Are these motorcycle GPS units waterproof enough for heavy rain?

Yes. The units here carry ratings like IPX7, IP67, or military standard sealing, which means they handle sustained rain, splashes, and washdowns without trouble. The Garmin zumo XT and XT2 are tested against thermal, vibration, and water extremes, while rugged units like the Tread and the Carpuride W702 use sealed IP67 housings. You should still route power cables sensibly and keep ports covered, but you do not need to dash for cover when the clouds open.

Can I use a motorcycle GPS with gloves on?

Glove-friendly touch is a core feature of a proper motorcycle GPS, which is one of the biggest reasons to choose one over a phone. The Garmin zumo XT2 leads the pack for glove response thanks to its larger, more sensitive panel, and the TomTom Rider 550 and the rest of the Garmin range all handle gloved input well. Very thick winter gauntlets can still test any capacitive screen, so if you ride in deep cold, lean toward the larger screened units with the most responsive touch.

What screen size should I look for on a motorcycle GPS?
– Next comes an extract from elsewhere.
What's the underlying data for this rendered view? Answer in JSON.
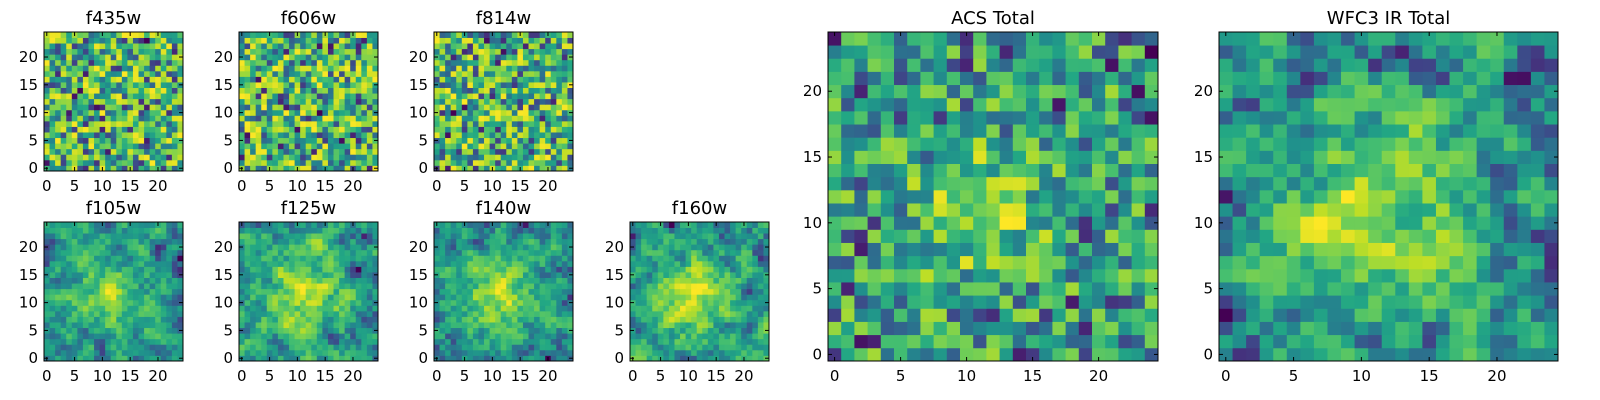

It depends on your bike and your eyes. Bigger screens like the 6 inch zumo XT2 or the 7 inch Carpuride W702 show more map at a glance and reduce how often you look down, which is genuinely safer on unfamiliar roads. But they need handlebar real estate. On a compact naked bike or a crowded cockpit, a 4.3 inch unit like the zumo 396 or the Rider 550 fits far more comfortably. Measure your available space before committing to a large display.

Do these units work offline without a phone signal?

The Garmin zumo and Tread units and the TomTom Rider 550 all store on-board maps, so they navigate fully offline with no phone or data connection required, which makes them ideal for remote and back-country riding. The Beeline Moto II and the Carpuride W702 are different: they lean on a paired phone for the heavy routing, so they need your phone nearby and, for the Carpuride, an active data connection. If you ride far off grid, prioritise a unit with stored offline maps.

Our Verdict

For most riders, the Garmin zumo XT2 is the best motorcycle GPS unit you can buy, combining a big, glare-beating glove-friendly screen, rugged waterproofing, and the smartest rider-focused routing on the market. Our runner up is the Garmin zumo XT, which delivers nearly all of that proven touring capability in a slightly smaller, equally dependable package that hits a sweeter balance for riders who do not need the largest screen. Twisty-road fanatics should give the TomTom Rider 550 a hard look, while minimalists and connected commuters are well served by the Beeline Moto II and the Carpuride W702 respectively.